Nowadays, however, the pressure to provide benefits has vanished as only union membership has declined to 12.9 percent of the workforce in 2003, compared to 35 percent in 1945, according to United States Bureau of Labor Statistics.
The Southern California grocery workers strike, which lasted four months and cost the grocery owners billions in revenue, is the most recent case of healthcare issues' failing to be addressed at the bargaining table. In the recently approved contract, new hires will have to work 30 months to become eligible for family coverage. They would then pay 20 percent of their healthcare costs.

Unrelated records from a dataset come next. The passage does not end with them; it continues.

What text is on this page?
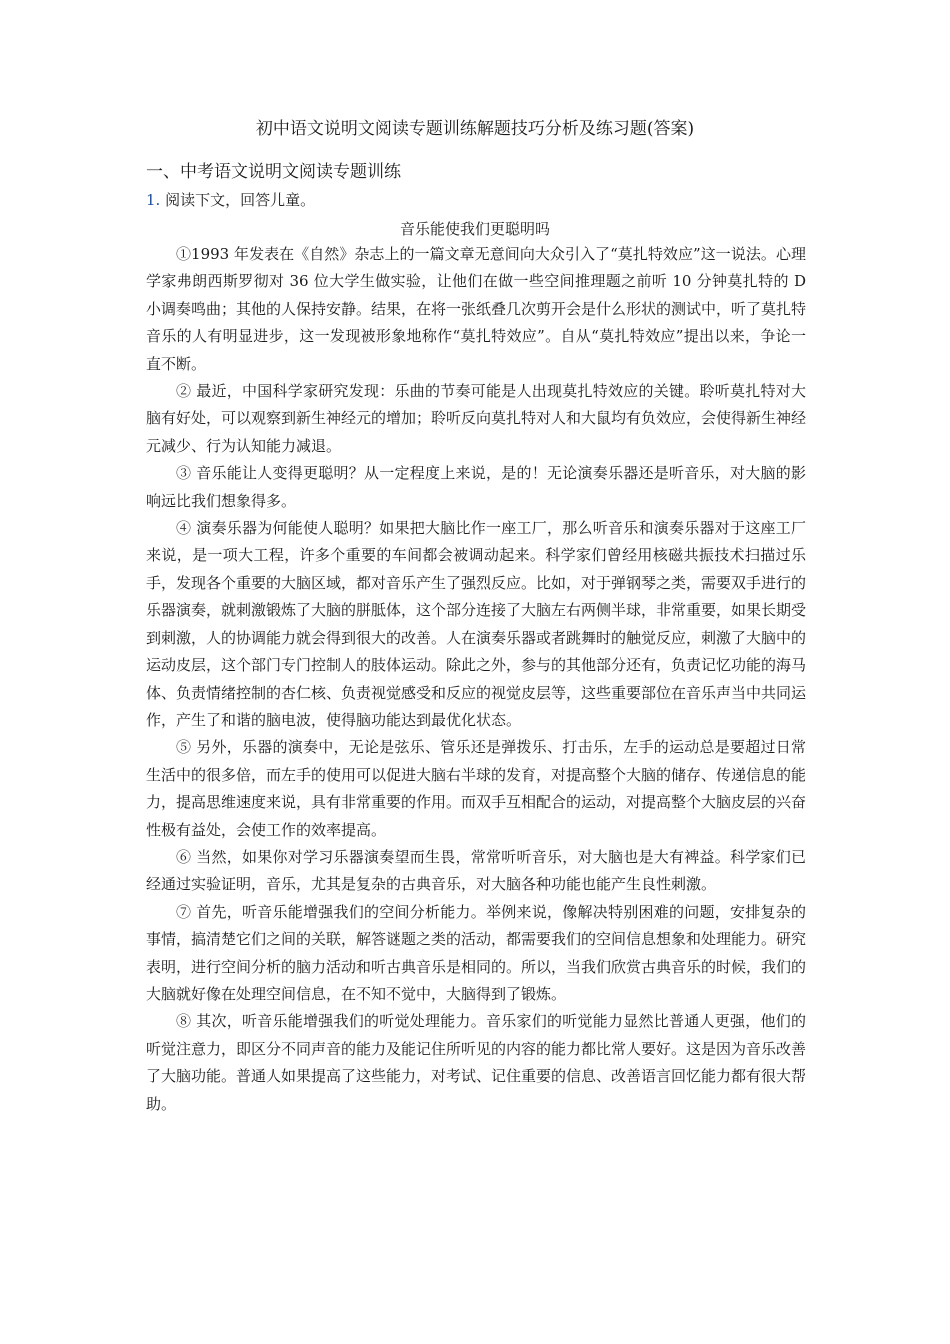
初中语文说明文阅读专题训练解题技巧分析及练习题(答案)
一、中考语文说明文阅读专题训练
1. 阅读下文，回答儿童。
音乐能使我们更聪明吗

①1993 年发表在《自然》杂志上的一篇文章无意间向大众引入了“莫扎特效应”这一说法。心理学家弗朗西斯罗彻对 36 位大学生做实验，让他们在做一些空间推理题之前听 10 分钟莫扎特的 D 小调奏鸣曲；其他的人保持安静。结果，在将一张纸叠几次剪开会是什么形状的测试中，听了莫扎特音乐的人有明显进步，这一发现被形象地称作“莫扎特效应”。自从“莫扎特效应”提出以来，争论一直不断。

② 最近，中国科学家研究发现：乐曲的节奏可能是人出现莫扎特效应的关键。聆听莫扎特对大脑有好处，可以观察到新生神经元的增加；聆听反向莫扎特对人和大鼠均有负效应，会使得新生神经元减少、行为认知能力减退。

③ 音乐能让人变得更聪明？从一定程度上来说，是的！无论演奏乐器还是听音乐，对大脑的影响远比我们想象得多。

④ 演奏乐器为何能使人聪明？如果把大脑比作一座工厂，那么听音乐和演奏乐器对于这座工厂来说，是一项大工程，许多个重要的车间都会被调动起来。科学家们曾经用核磁共振技术扫描过乐手，发现各个重要的大脑区域，都对音乐产生了强烈反应。比如，对于弹钢琴之类，需要双手进行的乐器演奏，就刺激锻炼了大脑的胼胝体，这个部分连接了大脑左右两侧半球，非常重要，如果长期受到刺激，人的协调能力就会得到很大的改善。人在演奏乐器或者跳舞时的触觉反应，刺激了大脑中的运动皮层，这个部门专门控制人的肢体运动。除此之外，参与的其他部分还有，负责记忆功能的海马体、负责情绪控制的杏仁核、负责视觉感受和反应的视觉皮层等，这些重要部位在音乐声当中共同运作，产生了和谐的脑电波，使得脑功能达到最优化状态。

⑤ 另外，乐器的演奏中，无论是弦乐、管乐还是弹拨乐、打击乐，左手的运动总是要超过日常生活中的很多倍，而左手的使用可以促进大脑右半球的发育，对提高整个大脑的储存、传递信息的能力，提高思维速度来说，具有非常重要的作用。而双手互相配合的运动，对提高整个大脑皮层的兴奋性极有益处，会使工作的效率提高。

⑥ 当然，如果你对学习乐器演奏望而生畏，常常听听音乐，对大脑也是大有裨益。科学家们已经通过实验证明，音乐，尤其是复杂的古典音乐，对大脑各种功能也能产生良性刺激。

⑦ 首先，听音乐能增强我们的空间分析能力。举例来说，像解决特别困难的问题，安排复杂的事情，搞清楚它们之间的关联，解答谜题之类的活动，都需要我们的空间信息想象和处理能力。研究表明，进行空间分析的脑力活动和听古典音乐是相同的。所以，当我们欣赏古典音乐的时候，我们的大脑就好像在处理空间信息，在不知不觉中，大脑得到了锻炼。

⑧ 其次，听音乐能增强我们的听觉处理能力。音乐家们的听觉能力显然比普通人更强，他们的听觉注意力，即区分不同声音的能力及能记住所听见的内容的能力都比常人要好。这是因为音乐改善了大脑功能。普通人如果提高了这些能力，对考试、记住重要的信息、改善语言回忆能力都有很大帮助。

If unionized grocery workers receive the same contract in northern California, Arindrajit Dube and Alex Lantsberg at University of California's Labor Center estimated that job-based healthcare would cover half as many grocery workers statewide. According to the study, as many as 124, 000 workers and family members would lose job-based coverage by 2007.
"We think that it's a social issue, and it's got to be fought as a social issue," said Susan Sachen, the healthcare campaign director with California Federation of Labor
"It really is about employers covering their workers," she added. "We need to enact a minimum wage of healthcare, if people work hard they should be able to see a doctor." Even if unions like the Teamsters don't pay premiums for family coverage right now, workers know that healthcare costs do affect them.

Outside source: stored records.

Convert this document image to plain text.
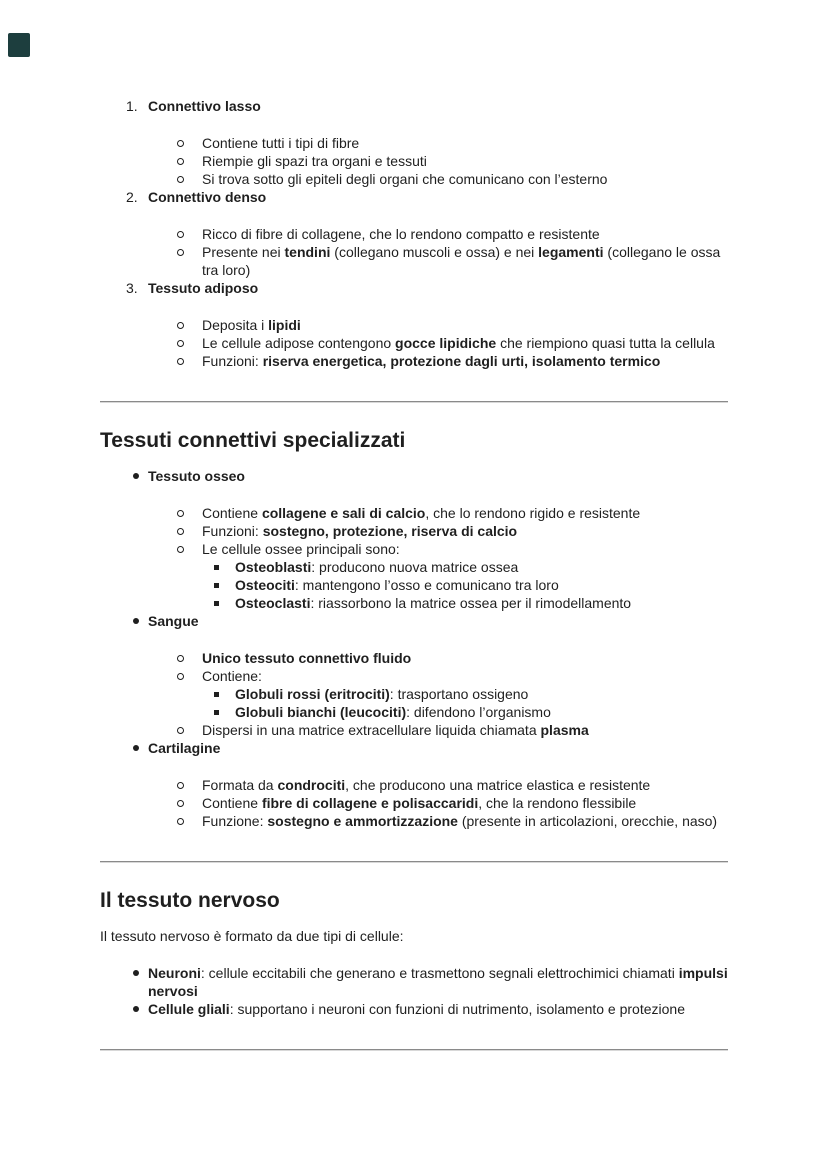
1. Connettivo lasso
Contiene tutti i tipi di fibre
Riempie gli spazi tra organi e tessuti
Si trova sotto gli epiteli degli organi che comunicano con l’esterno
2. Connettivo denso
Ricco di fibre di collagene, che lo rendono compatto e resistente
Presente nei tendini (collegano muscoli e ossa) e nei legamenti (collegano le ossa tra loro)
3. Tessuto adiposo
Deposita i lipidi
Le cellule adipose contengono gocce lipidiche che riempiono quasi tutta la cellula
Funzioni: riserva energetica, protezione dagli urti, isolamento termico
Tessuti connettivi specializzati
Tessuto osseo
Contiene collagene e sali di calcio, che lo rendono rigido e resistente
Funzioni: sostegno, protezione, riserva di calcio
Le cellule ossee principali sono:
Osteoblasti: producono nuova matrice ossea
Osteociti: mantengono l’osso e comunicano tra loro
Osteoclasti: riassorbono la matrice ossea per il rimodellamento
Sangue
Unico tessuto connettivo fluido
Contiene:
Globuli rossi (eritrociti): trasportano ossigeno
Globuli bianchi (leucociti): difendono l’organismo
Dispersi in una matrice extracellulare liquida chiamata plasma
Cartilagine
Formata da condrociti, che producono una matrice elastica e resistente
Contiene fibre di collagene e polisaccaridi, che la rendono flessibile
Funzione: sostegno e ammortizzazione (presente in articolazioni, orecchie, naso)
Il tessuto nervoso

Il tessuto nervoso è formato da due tipi di cellule:

Neuroni: cellule eccitabili che generano e trasmettono segnali elettrochimici chiamati impulsi nervosi
Cellule gliali: supportano i neuroni con funzioni di nutrimento, isolamento e protezione
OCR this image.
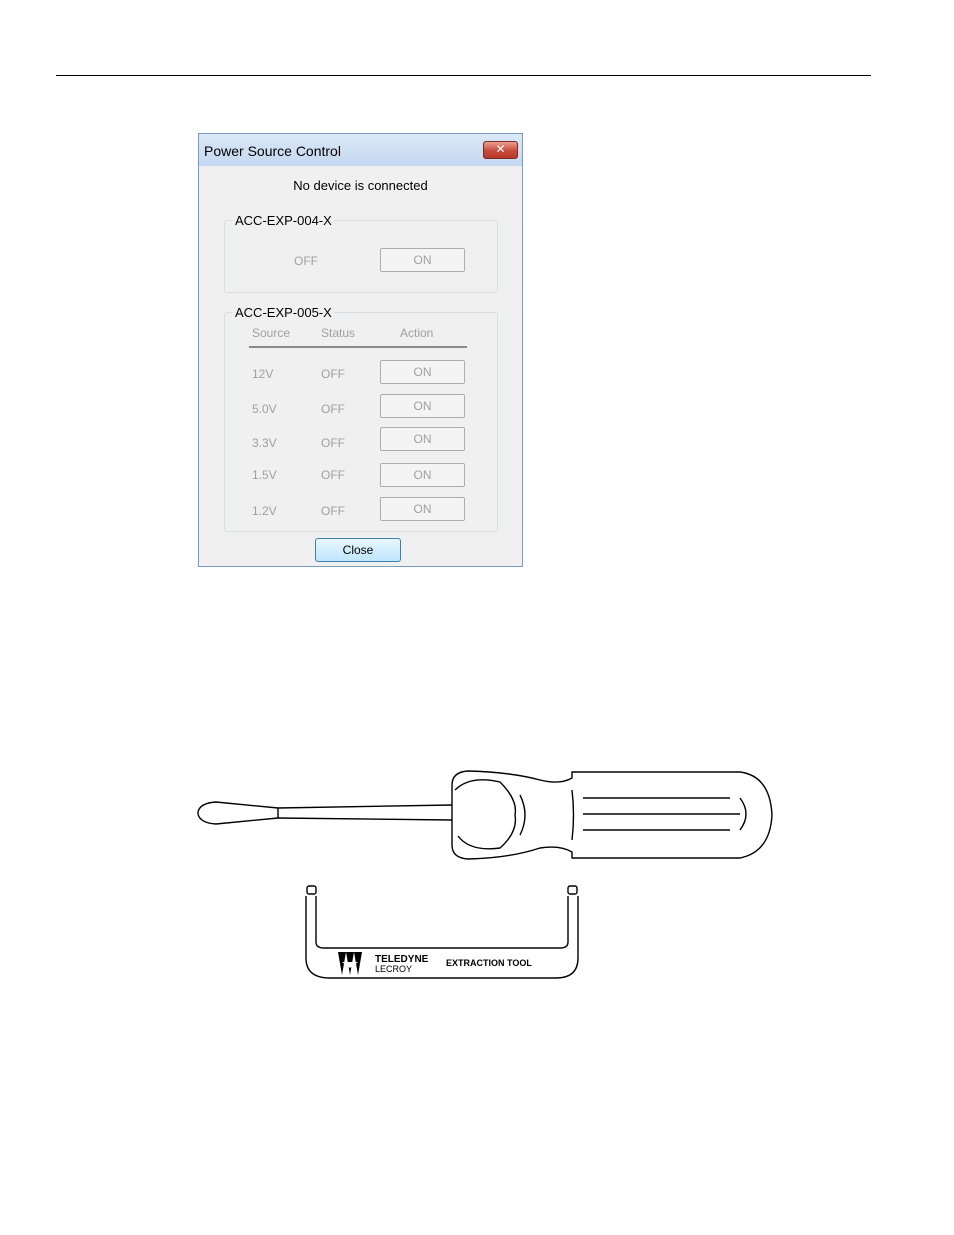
Power Source Control	✕
No device is connected
ACC-EXP-004-X
OFF	ON
ACC-EXP-005-X
Source	Status	Action
12V	OFF	ON
5.0V	OFF	ON
3.3V	OFF	ON
1.5V	OFF	ON
1.2V	OFF	ON
Close
TELEDYNE
LECROY
EXTRACTION TOOL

Ken Pelosi, a truck driver with Teamsters Local 70 said, "When we have to fight over dollars for wages, healthcare bites into any kind of wage increase you can get."
So far, Pelosi's employer, UPS, has absorbed the rising premium costs, but Pelosi knows that healthcare is always a factor in how an employer will negotiate wages.
"Its like fighting for your children — having to pay more of your co-payment is just a step closer to not having healthcare at all," said fellow Teamster Randy Bassett, a UPS delivery truck driver. Bassett said he is afraid that "sooner or later, we're not gonna have insurance."
Judy Goff, secretary-treasurer for the Central Labor Council of Alameda County, said members are more aware of the problem with health care than they used to be. "Everybody knows someone who is not covered," she said. "Everybody has relatives who don't have coverage, or don't qualify. It might be an adult child, a parent under 62 — the landscape has changed totally. People are fully employed with no coverage. Or they have two part time jobs."
Some union workers know what it's like to go without benefits. Carol Smith, of Service Employees International Union (SEIU) Local 1877 is an usher at Oakland Coliseum. She pays about $100 per month for health care coverage.
Smith said, "We are fighting for Proposition 72 so hard because a lot of us have worked for non-union places where we weren't getting any benefits."